Ha!!
Instead of sheep entrails or tarot cards, Harold uses bible math. SFChronicle (01.01.10), via Huffington:
"(Harold) Camping, 88, has scrutinized the Bible for almost 70 years and says he has developed a mathematical system to interpret prophecies hidden within the Good Book. One night a few years ago, Camping, a civil engineer by trade, crunched the numbers and was stunned at what he'd found: The world will end May 21, 2011." Biblical scholar's date for rapture: May 21, 2011Back in 1994, Harold predicted Jesus was going to return on September 6. Believe it or not, it didn't happen. Harold said his math was wrong then, but this time it's right. Well then.
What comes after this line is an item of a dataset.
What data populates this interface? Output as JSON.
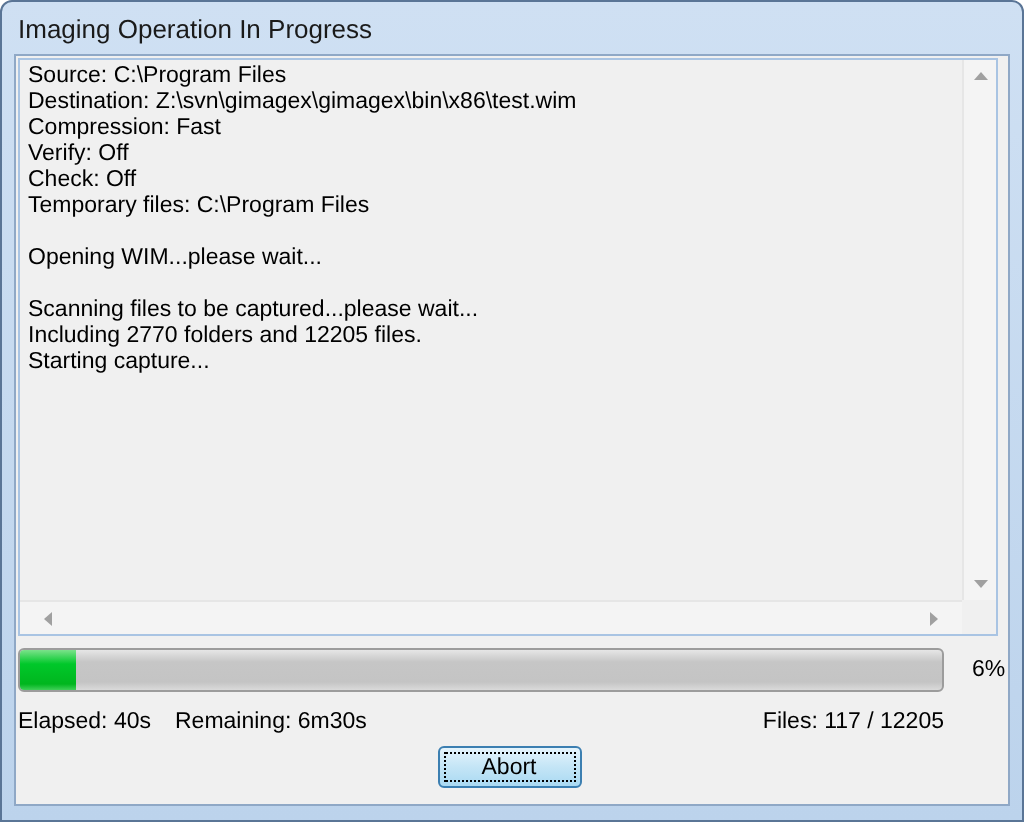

We suppose we could make some crack about superstitious peasants, but that would be rather uncharitable.
Labels: religion
9 Comments:
Gee, Everybody knows the world will end in 2012. I've see the previews.
p.
Well if the high and mighty hoo-haws of the old Mayan Empire were so damned smart, how come it isn't around any more?
Wait!! I know!!
It was government-run health care!!
That or asteroids.
Ohhhhhhhh, you're so smart. It was Hale-Bopp baby.
p.
Hale-Bop-A-Loo-La
She's my baby,
Hale-Bop-A-Loo-La
I don't mean maybe.
Hale-Bop-A-Loo-La,
She's my baby now,
my baby now,
my baby now!!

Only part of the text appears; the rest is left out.